I ride the see saw of anger vs. love every day. Giving countless hugs and kisses, playing, creating, and imagining with them, I truly do want to be with my boys. But the constant fighting, tantruming, pushing around chairs, and climbing everything like monkeys drives me mad. Not to mention it’s impossible to keep track of and control them in public. The words “No,” “Time out,” and “I’m going to count to 3” come out of my mouth like an irritating record stuck on repeat.
How do I reconcile this, find some kind of balance? I’m still searching for the answer. Some days I just feel like I’m not cut out to be a stay at home mom. Other days, I get a dose of what I need – a solo errand, a nap, a visit with a friend – and loving mom usually prevails. Right now my best theory, an antidote to the internal battle, is the message I explored in my earlier post “Fight for What You Need.” It’s a consistent infusion of connection, health, rest, faith, freedom, and rare moments of adult fun as often as I can scrape them together.
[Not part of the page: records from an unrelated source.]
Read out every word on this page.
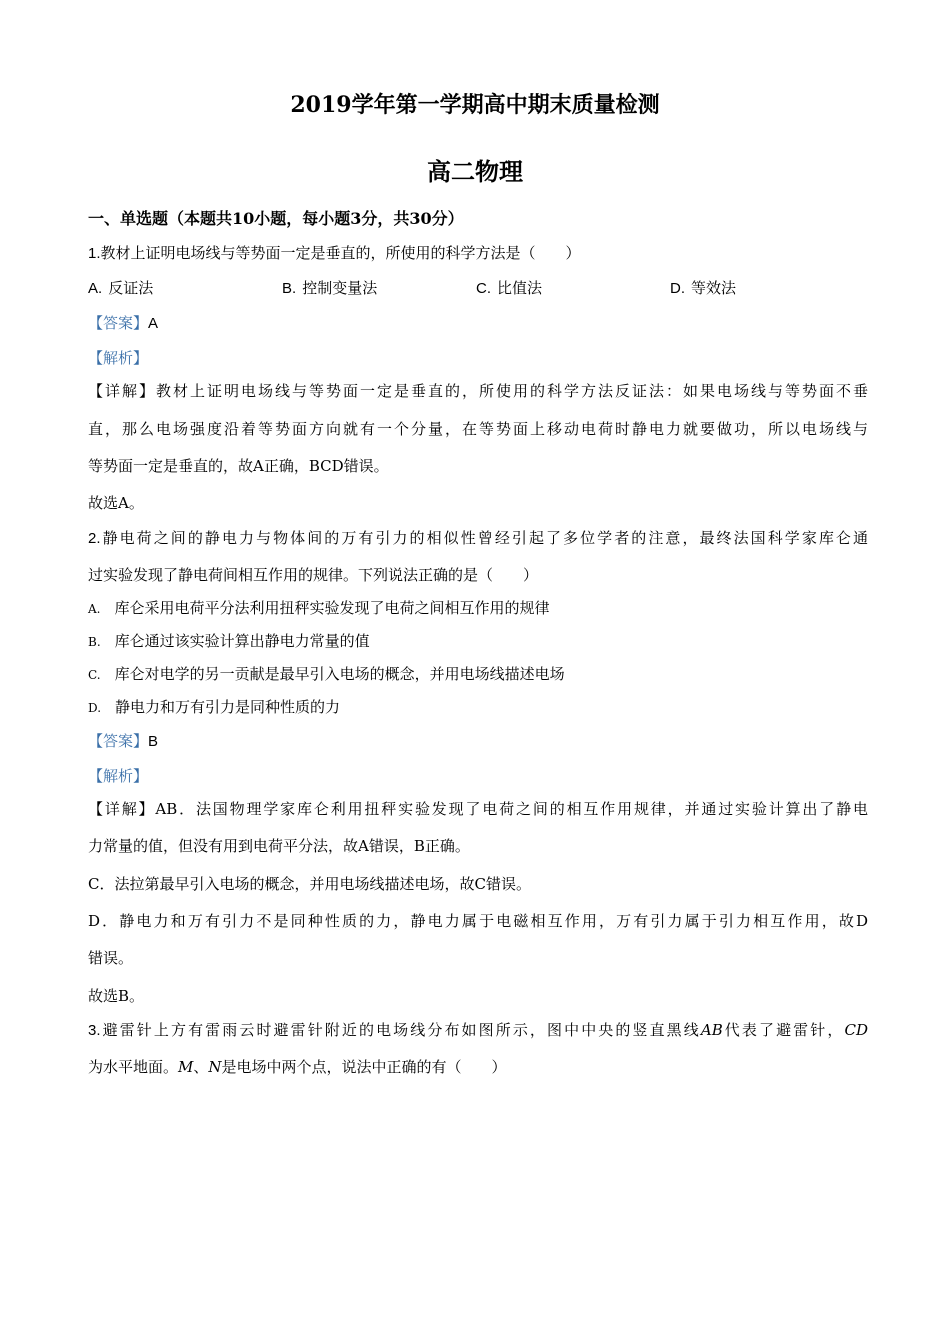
2019学年第一学期高中期末质量检测
高二物理
一、单选题（本题共10小题，每小题3分，共30分）
1.教材上证明电场线与等势面一定是垂直的，所使用的科学方法是（　　）
A. 反证法	B. 控制变量法	C. 比值法	D. 等效法
【答案】A
【解析】
【详解】教材上证明电场线与等势面一定是垂直的，所使用的科学方法反证法：如果电场线与等势面不垂
直，那么电场强度沿着等势面方向就有一个分量，在等势面上移动电荷时静电力就要做功，所以电场线与
等势面一定是垂直的，故A正确，BCD错误。
故选A。
2.静电荷之间的静电力与物体间的万有引力的相似性曾经引起了多位学者的注意，最终法国科学家库仑通
过实验发现了静电荷间相互作用的规律。下列说法正确的是（　　）
A. 库仑采用电荷平分法利用扭秤实验发现了电荷之间相互作用的规律
B. 库仑通过该实验计算出静电力常量的值
C. 库仑对电学的另一贡献是最早引入电场的概念，并用电场线描述电场
D. 静电力和万有引力是同种性质的力
【答案】B
【解析】
【详解】AB．法国物理学家库仑利用扭秤实验发现了电荷之间的相互作用规律，并通过实验计算出了静电
力常量的值，但没有用到电荷平分法，故A错误，B正确。
C．法拉第最早引入电场的概念，并用电场线描述电场，故C错误。
D．静电力和万有引力不是同种性质的力，静电力属于电磁相互作用，万有引力属于引力相互作用，故D
错误。
故选B。
3.避雷针上方有雷雨云时避雷针附近的电场线分布如图所示，图中中央的竖直黑线AB代表了避雷针，CD
为水平地面。M、N是电场中两个点，说法中正确的有（　　）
Ultimately, I might grumble and daydream of where the grass looks greener, but my boys are my life. They are sown so completely in my heart that I would never trade being their mom. Love itself and the God who IS love, are far greater than any darkness. I have hope and peace that loving mom will triumph in the beautiful struggle of daily life.
1 Jn 4: 4: You belong to God, children, and you have conquered them, for the one who is in you is greater than the one who is in the world.
I’d love to hear how you strive for balance. What are your ideas to strengthen loving mom?